Choosing between GPT Assistant and Chat Completion. Which one is better?

Hello everyone.
First of all, I would like to thank those who respond to developers’ questions in this Community.

We have a Meditation app that is a ChatBot based on AI.

We intend to investigate whether it is better to migrate to GPT Assistants or to keep the current structure, which is Chat Completion API.

Our needs:
We have 5 prompts/instructions that our users can initiate their conversation with AI based on one of these 5 prompts and have a conversation of about 100-200 messages.

1 - Are there any restrictions/limitations on creating “Threads” by API/SDK for GPT Assistants?
2 - Does attaching practical Meditation-related files to GPT Assistant help improve performance during a “Thread” with a user?
3 - If the number of Threads increases (but they are not active), will the cost escalate?
4 - Apart from the $0.03 we have to pay for creating each Thread for GPT Assistant, what other costs are there for GPT Assistant that are not present in Chat Completion API?
5 - Can the Instructions for Assistants be updated over time? Or do we need to create a new Assistant with updated Instructions?

And finally, for a Meditation app based on ChatBot, which structure do you recommend?
Chat Completion or GPT Assistant API?

Any suggestion, help, idea?

As with most things, it’s a tradeoff.

Assistants is a beta endpoint, and is constantly buggy/changing, so if you value your sanity, I would suggest that you go with Completions for now.
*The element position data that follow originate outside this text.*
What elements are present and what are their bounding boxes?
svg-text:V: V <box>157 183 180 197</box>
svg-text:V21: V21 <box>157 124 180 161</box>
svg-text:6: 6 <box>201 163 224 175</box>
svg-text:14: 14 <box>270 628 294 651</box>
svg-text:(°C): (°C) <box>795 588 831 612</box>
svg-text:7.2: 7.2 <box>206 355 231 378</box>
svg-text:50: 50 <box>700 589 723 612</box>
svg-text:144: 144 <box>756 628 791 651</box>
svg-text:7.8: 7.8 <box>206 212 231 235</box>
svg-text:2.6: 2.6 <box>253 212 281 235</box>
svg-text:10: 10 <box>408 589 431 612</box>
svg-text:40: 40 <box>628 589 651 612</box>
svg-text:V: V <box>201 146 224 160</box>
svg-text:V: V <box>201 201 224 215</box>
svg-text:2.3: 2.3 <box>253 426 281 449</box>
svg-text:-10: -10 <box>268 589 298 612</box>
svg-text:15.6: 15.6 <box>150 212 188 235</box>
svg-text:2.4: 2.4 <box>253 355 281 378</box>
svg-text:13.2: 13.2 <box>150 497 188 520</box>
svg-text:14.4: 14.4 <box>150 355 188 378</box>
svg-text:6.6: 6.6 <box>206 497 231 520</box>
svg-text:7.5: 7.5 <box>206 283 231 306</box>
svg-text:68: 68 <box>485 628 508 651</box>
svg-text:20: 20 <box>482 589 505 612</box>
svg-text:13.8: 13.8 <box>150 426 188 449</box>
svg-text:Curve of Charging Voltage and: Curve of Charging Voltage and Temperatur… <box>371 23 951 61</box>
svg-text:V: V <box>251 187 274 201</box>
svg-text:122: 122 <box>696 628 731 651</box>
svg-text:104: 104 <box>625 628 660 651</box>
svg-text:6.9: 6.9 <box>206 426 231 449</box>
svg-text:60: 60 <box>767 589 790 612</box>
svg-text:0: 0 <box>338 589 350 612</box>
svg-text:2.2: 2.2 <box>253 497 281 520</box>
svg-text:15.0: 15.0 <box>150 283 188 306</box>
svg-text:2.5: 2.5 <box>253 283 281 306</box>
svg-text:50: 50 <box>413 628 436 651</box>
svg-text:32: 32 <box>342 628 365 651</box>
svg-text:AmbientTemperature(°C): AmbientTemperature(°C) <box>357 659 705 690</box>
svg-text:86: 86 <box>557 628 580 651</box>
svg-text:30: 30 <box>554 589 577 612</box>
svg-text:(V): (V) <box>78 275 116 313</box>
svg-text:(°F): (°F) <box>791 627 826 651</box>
The main use case for Assistants is that they contain their own prompts and vector databases, and they are separated from the threads meaning you can swap them in and out or modify them between runs for potential multi-agentic workflows.

Assistants can have one or more vector DB, but threads may also, meaning an assistant can have it’s own vectorstore plus the thread one when it does file search.

If you use completions, you’re going to come up with your own vector DB solution if you’re going to use RAG, otherwise you’re using the chat endpoin for context management.